Not everything is lost.
- Naomi Shihab Nye is an American poet of Palestinian background.
Getting down on all fours and imitating a rhinoceros stops babies from crying.
(Put an empty cigarette pack on your nose for a horn and make loud “snort” noises.)
I don’t know why parents don’t do this more often.
Usually it makes the kid laugh.
Sometimes it sends him into shock.
Either way it quiets him down.
If you’re a parent, acting like a rhino has another advantage.

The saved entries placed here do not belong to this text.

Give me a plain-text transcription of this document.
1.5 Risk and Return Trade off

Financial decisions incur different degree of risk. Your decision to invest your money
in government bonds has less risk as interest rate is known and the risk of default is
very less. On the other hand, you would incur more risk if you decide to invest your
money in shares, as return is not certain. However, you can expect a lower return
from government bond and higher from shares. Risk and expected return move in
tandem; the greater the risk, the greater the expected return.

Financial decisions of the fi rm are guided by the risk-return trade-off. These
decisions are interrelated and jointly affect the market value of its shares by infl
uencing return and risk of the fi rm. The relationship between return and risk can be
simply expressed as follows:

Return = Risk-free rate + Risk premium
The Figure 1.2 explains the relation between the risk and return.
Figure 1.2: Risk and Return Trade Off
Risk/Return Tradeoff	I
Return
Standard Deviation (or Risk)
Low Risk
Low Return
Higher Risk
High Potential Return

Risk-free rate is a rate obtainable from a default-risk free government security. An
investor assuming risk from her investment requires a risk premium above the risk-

Keep it up until the kid is a teenager and
he definitely won’t have his friends hanging around your house all the time.Â
-P.J. O’Rourke
Mothers Day Flowers For Flower Delivery
Hundreds of dewdrops to greet the dawn,
Hundreds of bees in the purple clover,
Hundreds of butterflies on the lawn,
But only one mother the wide world over.
- George Cooper
Mothers Day Flowers for Flower Delivery
>
It is our choices… that show what we truly are, far more than our abilities.
- J. K. Rowling
Want this J. K. Rowling quote as an inspirational poster?